Comment sortir de cette impasse ? Jean-Louis Etienne nous donne une clé : « Il y a de la jouissance dans la frugalité » (1).La frugalité n’est pas qu’une privation, elle peut aussi devenir un art de vivre. Un minimalisme qui se cultive et s’enrichit de l’ouverture aux biens gratuits, offerts à tous par la vie en société et par la nature, tels que le cycle des saisons, les rythmes de la nature. Faut-il encore apprendre à les gouter, comprendre leur complexité et savoir y trouver des satisfactions.
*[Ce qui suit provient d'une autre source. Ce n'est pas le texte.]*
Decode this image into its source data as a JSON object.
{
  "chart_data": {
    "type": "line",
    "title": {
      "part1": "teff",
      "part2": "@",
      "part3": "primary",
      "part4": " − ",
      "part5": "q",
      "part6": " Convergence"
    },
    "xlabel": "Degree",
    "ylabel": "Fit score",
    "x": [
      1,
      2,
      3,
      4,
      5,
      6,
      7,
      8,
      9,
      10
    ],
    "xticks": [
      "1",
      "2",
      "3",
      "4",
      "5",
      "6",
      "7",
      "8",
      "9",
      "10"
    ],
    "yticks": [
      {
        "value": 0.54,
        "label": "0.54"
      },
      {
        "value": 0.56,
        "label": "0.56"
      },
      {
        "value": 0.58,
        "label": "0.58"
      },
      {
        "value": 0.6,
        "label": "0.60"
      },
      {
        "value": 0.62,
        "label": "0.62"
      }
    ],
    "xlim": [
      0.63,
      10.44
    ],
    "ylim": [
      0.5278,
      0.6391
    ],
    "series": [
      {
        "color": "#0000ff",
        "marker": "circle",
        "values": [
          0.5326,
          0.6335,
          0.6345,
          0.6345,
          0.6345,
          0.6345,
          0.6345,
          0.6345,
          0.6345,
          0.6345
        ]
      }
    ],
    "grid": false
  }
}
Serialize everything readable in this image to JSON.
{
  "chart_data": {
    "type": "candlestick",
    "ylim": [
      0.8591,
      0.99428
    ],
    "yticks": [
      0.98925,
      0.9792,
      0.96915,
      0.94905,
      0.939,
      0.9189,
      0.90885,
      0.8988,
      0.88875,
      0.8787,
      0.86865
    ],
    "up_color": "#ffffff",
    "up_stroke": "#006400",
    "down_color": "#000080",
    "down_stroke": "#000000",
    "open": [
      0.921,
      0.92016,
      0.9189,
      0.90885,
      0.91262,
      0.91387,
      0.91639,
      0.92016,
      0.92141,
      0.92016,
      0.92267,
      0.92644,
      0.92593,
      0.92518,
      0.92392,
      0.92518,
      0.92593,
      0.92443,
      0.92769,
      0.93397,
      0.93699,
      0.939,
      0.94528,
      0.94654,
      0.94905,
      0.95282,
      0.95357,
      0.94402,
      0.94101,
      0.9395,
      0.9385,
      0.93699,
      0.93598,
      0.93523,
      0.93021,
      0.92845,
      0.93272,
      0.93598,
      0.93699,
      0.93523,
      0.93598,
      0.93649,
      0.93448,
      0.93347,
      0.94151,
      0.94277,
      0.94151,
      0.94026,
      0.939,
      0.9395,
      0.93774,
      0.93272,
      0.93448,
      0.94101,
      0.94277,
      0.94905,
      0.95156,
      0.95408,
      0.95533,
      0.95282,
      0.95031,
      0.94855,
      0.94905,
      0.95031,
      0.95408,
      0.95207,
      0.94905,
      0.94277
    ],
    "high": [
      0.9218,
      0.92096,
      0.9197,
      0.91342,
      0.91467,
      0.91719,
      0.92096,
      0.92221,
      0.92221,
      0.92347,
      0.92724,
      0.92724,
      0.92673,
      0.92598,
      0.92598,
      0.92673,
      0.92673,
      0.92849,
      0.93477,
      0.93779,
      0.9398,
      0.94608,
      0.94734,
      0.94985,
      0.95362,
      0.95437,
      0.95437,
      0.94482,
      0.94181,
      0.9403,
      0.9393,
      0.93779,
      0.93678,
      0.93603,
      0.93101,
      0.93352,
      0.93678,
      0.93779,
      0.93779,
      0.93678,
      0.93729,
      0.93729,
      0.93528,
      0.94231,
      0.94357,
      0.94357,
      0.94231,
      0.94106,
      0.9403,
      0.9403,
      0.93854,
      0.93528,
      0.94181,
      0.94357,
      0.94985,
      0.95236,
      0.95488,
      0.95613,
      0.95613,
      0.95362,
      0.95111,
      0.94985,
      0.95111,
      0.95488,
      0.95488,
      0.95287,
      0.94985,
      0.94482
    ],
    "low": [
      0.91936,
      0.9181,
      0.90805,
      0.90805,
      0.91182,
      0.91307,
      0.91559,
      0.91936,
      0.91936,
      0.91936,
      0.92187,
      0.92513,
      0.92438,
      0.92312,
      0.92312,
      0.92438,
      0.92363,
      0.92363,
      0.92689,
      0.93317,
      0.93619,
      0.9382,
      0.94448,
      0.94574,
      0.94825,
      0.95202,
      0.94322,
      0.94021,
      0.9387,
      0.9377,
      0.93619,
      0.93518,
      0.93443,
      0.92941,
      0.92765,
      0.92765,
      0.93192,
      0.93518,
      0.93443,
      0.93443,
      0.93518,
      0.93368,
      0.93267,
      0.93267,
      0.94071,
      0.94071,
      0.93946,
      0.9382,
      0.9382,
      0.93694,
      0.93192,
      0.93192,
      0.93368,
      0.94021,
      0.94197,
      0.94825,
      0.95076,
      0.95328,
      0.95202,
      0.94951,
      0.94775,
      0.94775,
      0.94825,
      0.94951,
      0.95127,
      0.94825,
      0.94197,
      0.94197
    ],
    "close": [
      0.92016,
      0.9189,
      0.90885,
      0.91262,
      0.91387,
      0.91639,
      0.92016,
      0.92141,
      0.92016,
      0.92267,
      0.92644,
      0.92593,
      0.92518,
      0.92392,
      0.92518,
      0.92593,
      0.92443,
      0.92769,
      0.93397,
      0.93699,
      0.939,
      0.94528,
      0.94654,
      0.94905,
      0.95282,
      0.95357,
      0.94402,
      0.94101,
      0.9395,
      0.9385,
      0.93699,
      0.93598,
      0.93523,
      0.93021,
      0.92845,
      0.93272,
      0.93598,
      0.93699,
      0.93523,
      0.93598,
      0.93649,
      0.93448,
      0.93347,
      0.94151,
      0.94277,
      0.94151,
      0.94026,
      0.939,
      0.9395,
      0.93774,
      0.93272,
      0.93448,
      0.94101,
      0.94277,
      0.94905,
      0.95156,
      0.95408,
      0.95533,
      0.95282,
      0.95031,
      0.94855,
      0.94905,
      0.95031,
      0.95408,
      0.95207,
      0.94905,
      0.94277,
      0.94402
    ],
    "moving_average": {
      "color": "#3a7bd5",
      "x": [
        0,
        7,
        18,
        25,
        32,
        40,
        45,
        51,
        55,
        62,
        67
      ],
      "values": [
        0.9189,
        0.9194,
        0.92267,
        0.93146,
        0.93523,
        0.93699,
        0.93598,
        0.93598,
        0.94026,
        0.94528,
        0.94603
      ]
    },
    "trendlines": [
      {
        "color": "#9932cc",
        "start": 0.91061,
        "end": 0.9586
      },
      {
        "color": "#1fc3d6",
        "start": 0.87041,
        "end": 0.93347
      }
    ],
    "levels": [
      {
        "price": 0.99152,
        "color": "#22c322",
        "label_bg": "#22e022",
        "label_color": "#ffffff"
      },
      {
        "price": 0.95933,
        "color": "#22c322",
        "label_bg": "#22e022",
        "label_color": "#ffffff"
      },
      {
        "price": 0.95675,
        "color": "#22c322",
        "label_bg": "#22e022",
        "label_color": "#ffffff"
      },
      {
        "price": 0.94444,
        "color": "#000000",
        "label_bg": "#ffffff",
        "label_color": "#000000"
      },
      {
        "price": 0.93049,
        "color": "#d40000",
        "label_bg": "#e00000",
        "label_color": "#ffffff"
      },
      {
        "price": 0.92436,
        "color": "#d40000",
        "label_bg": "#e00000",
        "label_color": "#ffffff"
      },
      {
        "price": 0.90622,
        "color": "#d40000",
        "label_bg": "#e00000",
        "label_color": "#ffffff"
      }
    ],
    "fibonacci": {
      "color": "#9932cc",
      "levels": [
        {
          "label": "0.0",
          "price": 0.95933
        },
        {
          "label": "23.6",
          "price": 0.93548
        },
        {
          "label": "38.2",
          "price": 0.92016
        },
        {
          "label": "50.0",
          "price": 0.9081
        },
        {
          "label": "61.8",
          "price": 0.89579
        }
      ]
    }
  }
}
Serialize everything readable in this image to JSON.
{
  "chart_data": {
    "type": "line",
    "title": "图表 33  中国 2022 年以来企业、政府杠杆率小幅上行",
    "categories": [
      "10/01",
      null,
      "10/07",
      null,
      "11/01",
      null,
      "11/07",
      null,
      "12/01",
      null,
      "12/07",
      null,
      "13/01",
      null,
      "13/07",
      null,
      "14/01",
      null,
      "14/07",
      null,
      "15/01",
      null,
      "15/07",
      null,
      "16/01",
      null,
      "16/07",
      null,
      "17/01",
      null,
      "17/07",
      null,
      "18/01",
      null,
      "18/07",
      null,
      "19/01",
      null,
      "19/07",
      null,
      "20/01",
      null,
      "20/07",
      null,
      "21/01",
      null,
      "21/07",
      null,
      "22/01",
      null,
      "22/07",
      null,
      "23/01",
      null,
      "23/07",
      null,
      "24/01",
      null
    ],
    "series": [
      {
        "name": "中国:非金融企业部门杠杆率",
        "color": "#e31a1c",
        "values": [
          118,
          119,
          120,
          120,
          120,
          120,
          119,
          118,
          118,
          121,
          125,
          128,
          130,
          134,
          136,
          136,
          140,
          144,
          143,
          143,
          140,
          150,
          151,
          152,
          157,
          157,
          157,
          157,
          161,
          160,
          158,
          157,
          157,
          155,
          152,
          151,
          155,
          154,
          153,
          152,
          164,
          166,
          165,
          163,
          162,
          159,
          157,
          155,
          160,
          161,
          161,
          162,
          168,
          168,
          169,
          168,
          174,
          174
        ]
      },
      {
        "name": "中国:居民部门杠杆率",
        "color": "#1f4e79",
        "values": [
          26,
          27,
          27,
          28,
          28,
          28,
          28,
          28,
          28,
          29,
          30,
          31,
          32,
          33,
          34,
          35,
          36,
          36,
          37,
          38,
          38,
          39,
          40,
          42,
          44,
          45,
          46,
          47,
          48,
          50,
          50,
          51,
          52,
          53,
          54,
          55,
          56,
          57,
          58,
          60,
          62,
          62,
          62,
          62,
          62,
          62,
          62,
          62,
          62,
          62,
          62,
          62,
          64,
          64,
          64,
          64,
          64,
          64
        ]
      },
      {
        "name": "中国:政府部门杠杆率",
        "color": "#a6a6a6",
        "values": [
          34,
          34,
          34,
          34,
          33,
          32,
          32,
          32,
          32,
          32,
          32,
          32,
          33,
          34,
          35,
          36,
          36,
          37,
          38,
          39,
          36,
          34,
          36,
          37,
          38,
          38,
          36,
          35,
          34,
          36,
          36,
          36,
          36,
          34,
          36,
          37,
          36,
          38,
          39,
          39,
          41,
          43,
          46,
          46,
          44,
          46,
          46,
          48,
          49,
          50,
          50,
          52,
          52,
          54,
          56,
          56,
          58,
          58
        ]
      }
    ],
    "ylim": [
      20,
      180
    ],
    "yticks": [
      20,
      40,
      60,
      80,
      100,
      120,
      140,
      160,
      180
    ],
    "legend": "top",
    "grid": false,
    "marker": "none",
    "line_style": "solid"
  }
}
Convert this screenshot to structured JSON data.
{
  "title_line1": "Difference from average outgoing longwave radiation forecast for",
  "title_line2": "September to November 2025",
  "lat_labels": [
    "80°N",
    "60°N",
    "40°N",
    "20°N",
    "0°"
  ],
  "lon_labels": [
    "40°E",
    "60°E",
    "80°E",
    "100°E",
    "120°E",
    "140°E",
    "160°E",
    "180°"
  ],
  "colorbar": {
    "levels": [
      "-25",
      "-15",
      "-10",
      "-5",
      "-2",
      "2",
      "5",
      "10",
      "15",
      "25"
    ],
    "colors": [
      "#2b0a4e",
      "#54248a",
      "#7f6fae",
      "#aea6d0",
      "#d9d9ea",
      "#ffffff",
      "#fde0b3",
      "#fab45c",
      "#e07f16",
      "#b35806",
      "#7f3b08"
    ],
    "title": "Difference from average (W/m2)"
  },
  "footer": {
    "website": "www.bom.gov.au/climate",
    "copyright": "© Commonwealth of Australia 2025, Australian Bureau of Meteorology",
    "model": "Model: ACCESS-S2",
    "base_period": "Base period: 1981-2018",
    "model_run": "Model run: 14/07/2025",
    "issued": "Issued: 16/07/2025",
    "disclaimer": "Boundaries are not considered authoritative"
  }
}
La frugalité se cultive, elle a de la valeur, et elle en crée. Les sports de nature en témoignent abondamment, mais aussi les sports en chambre, tels que la belotte et la philatélie. Des activités qui provoquent de la passion, de la relation sociale, de la recherche permanente d’amélioration. Tout ça sans consommer beaucoup d’énergie ni de matières premières. Que du sentiment, de l'entraînement et de la matière grise. Est-ce vraiment de la frugalité ? On peut être exigeant en se contentant de peu, suppléer la quantité et l’Illusion de richesse qu’elle procure par de la qualité, signe distinctif autrement plus solide si celle-ci est évaluée à l’aune de valeurs stables. « Il peut y avoir du plaisir à devenir acteur de l’environnement », poursuit Jean-Louis Etienne. Bien sûr, comme il y a du plaisir à décorer sa maison, à cultiver son jardin, à observer les oiseaux aux premières lueurs du jour, ou encore à mijoter un plat dont vous me donnerez des nouvelles. Autant de plaisirs qui ne s’improvisent pas, qui demandent un savoir-faire et des efforts que l’on sera content de fournir si on a trouvé le mode de frugalité qui convient. Chacun sa frugalité, il y en a une multitude de possibles, à confectionner soi-même. Il convient d’être sélectif, et de rechercher l’excellence dans quelques domaines plutôt que de tout attraper, de peur de manquer, et de s’en goinfrer jusqu’à plus soif.
Une autre croissance est possible, comme dit le slogan, celle de l’excellence, de l’ingéniosité, de l’imagination, de la générosité, de l’ouverture et de l’indépendance d’esprit. Des valeurs durables, sources inépuisables de plaisir.